I took the weekend off from fully following Marie Kondō’s advice on my tidying journey. I was struggling picking the right category of things to give the full KonMari treatment, but I knew I had a whole lot of junk that spanned multiple categories that just needed to be tossed.

I filled two of the trash cans (the big kind you sit next to the road for the trash man to pick up) over the course of Saturday’s junk-tossing marathon.

While I love Marie Kondō’s system and have been following it step by step, I felt like I needed to get a bunch of crap out of the way so that I could move forward. I had old, broken planter pots.

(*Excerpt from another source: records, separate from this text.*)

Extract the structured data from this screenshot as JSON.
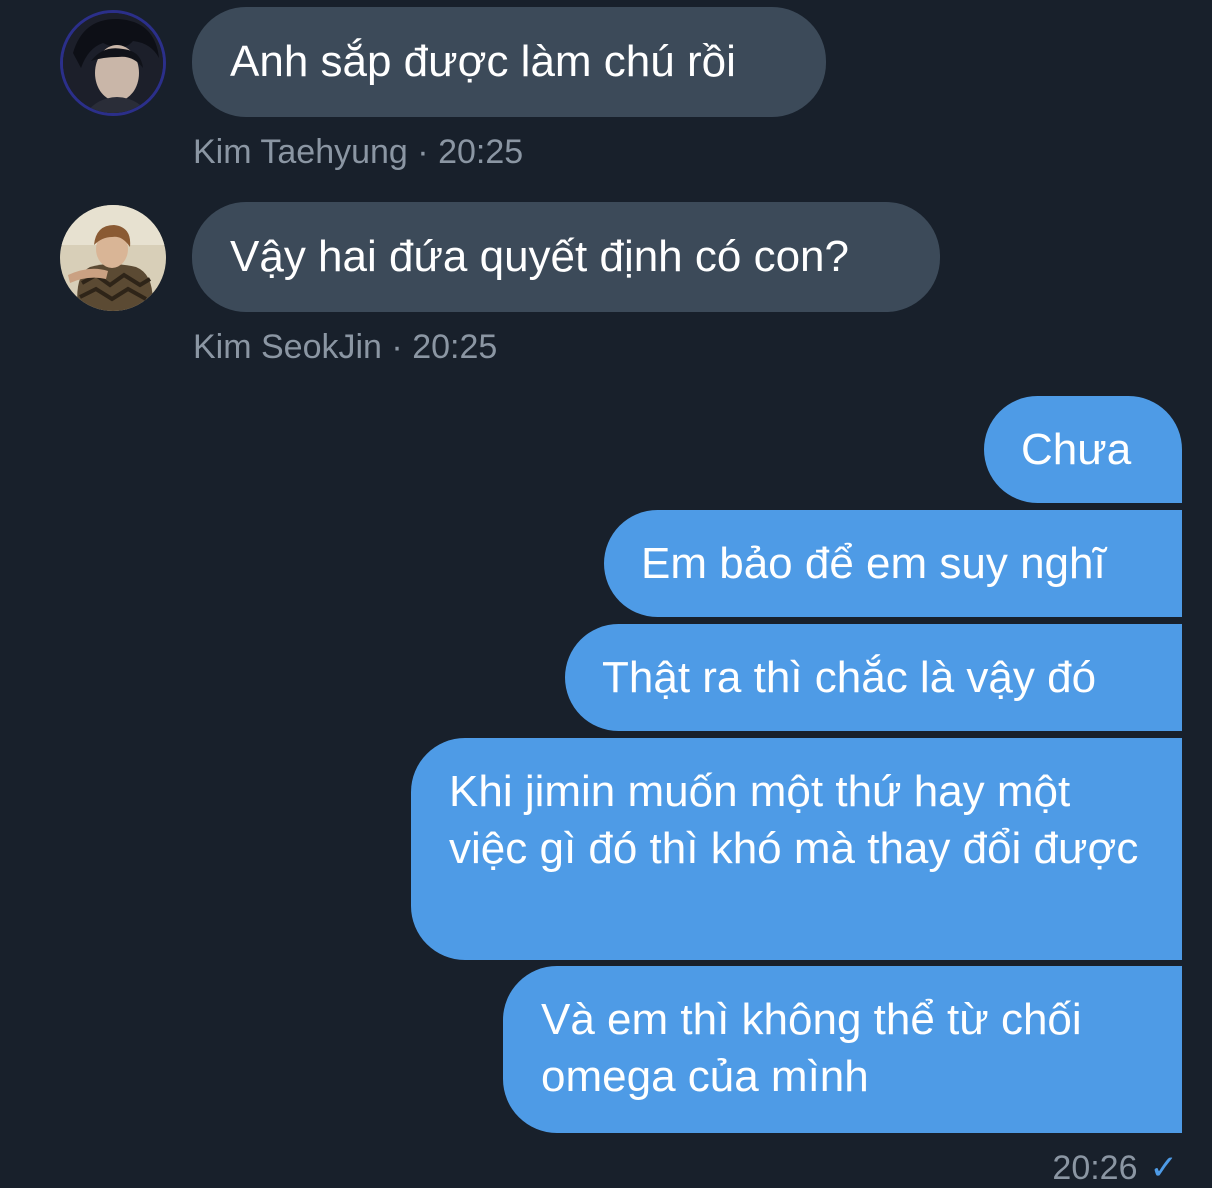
{
  "messages_in": [
    {
      "sender": "Kim Taehyung",
      "time": "20:25",
      "text": "Anh sắp được làm chú rồi",
      "separator": "·"
    },
    {
      "sender": "Kim SeokJin",
      "time": "20:25",
      "text": "Vậy hai đứa quyết định có con?",
      "separator": "·"
    }
  ],
  "messages_out": [
    {
      "text": "Chưa"
    },
    {
      "text": "Em bảo để em suy nghĩ"
    },
    {
      "text": "Thật ra thì chắc là vậy đó"
    },
    {
      "text": "Khi jimin muốn một thứ hay một việc gì đó thì khó mà thay đổi được"
    },
    {
      "text": "Và em thì không thể từ chối omega của mình"
    }
  ],
  "outgoing_meta": {
    "time": "20:26",
    "status_icon": "checkmark-icon",
    "status_glyph": "✓"
  },
  "colors": {
    "background": "#18202b",
    "incoming_bubble": "#3c4a59",
    "outgoing_bubble": "#4e9be6",
    "meta_text": "#8b96a3"
  }
}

Plastic totes that were cracked down the side. And, all sorts of other oddball things that were past their days of usefulness. I didn’t think it best to hold each of these items to see if they sparked joy. They simply needed to be thrown away.

It was a liberating activity because now I feel like I can better see some of the areas that I can focus on next.

On Sunday, I started this year’s gardening efforts. I plan to cut way back this year with the garden so that I can focus on other goals.

I pruned the peach and plum trees. Truth be told, I’m a little late on this. We seem to be getting an early Spring. One of my peach trees is already blooming, which may not be a good thing. Last year, the same thing happened, but a late frost killed all of the blooms. With any luck, I’ll get to eat a few fresh peaches and plums right off the front porch.

I also planted out a small bed of red potatoes. This is separate from the main garden. I had a lot of potatoes left over from last year’s garden that were already rooting out on a table and producing baby tubers. I figured I might as well go ahead and stick them in some soil somewhere. I planted about half a 5-gallon bucket, but there’s at least 3 times that many left to plant from last year’s crop.

I could’ve finished the afternoon with some more tidying, but I got a bit tired. After a few months of little-to-light labor, my muscles were a bit unprepared for the work I put them through.